Lazy Susan was co-owned by Akkapong "Earl" Ninsom, as well as Andrew (who was also the culinary director) and Nora Mace. The restaurant opened in early 2020, weeks before the COVID-19 pandemic's arrival, in the space which previously housed The Country Cat. The interior was designed by Osmose Design.

According to Frane and Brooke Jackson-Glidden Eater Portland, "when COVID-19 hit, the team pivoted into something closer to a backyard cookout, with grilled meats, potato salad, and seasonal vegetable sides". The restaurant initially resisted indoor dining. For a community-supported deli box with three other local businesses, Lazy Susan contributed sausage links with Calabrian chile.
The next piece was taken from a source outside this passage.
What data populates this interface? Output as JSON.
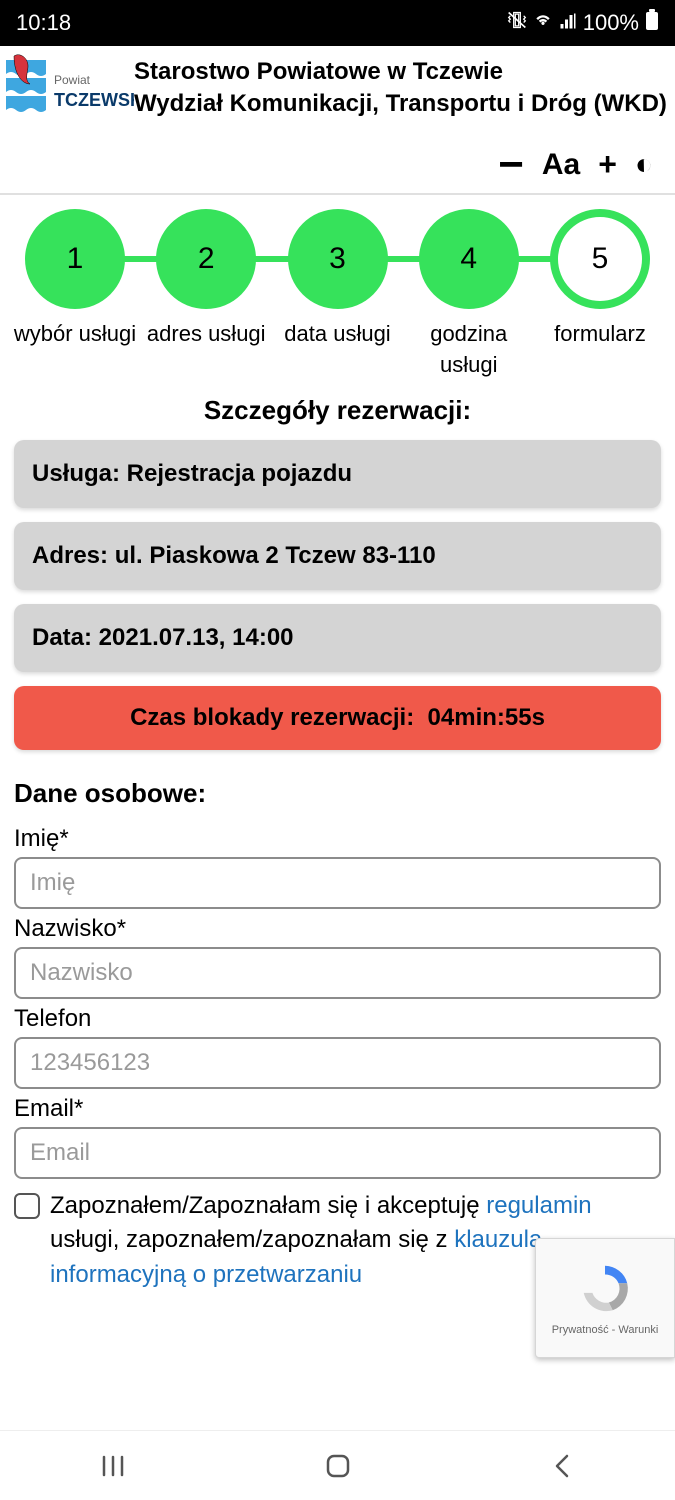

In 2021, the restaurant participated in the Nikkei Bake Sale, which raised funds for the Asian Pacific American Network of Oregon (APANO) and the Asian Mental Health Collective.

Outdoor seating capacity was temporarily reduced in 2023 due to road construction. The business later confirmed plans to close on July 23. An announcement read, "We are eternally grateful for all that have shown us love since March of 2020. It has been a wild ride. Pandemic, inflation, wildfires, record-breaking heatwaves, and you all still showed up. So now it's time to come show love one last time." The Asian restaurant Yaowarat opened in the space in October 2023.

==Reception==
In 2021, Jordan Michelman of the Los Angeles Times highlighted how Lazy Susan and five other Portland restaurants overcame challenges associated with the pandemic to become "statement-making food destinations". He wrote, "In summer of 2021, Lazy Susan has emerged as one of the city's most notable new restaurants, synthesizing a diverse and global set of influences into a menu and bar program that defies easy categorization." Eater Portlands Brooke Jackson-Glidden included Lazy Susan in a 2021 guide to weekend brunch in Portland and a 2022 list of 18 "date-worthy" restaurants in the city open on Mondays. She and Frane included the restaurant in a 2022 list of 19 "jaw-dropping" happy hours in Portland. Frane and Nathan Williams included Lazy Susan in a 2022 overview of recommended eateries in Montavilla. Michael Russell included the restaurant in The Oregonian's 2023 list of Portland's ten best new brunches.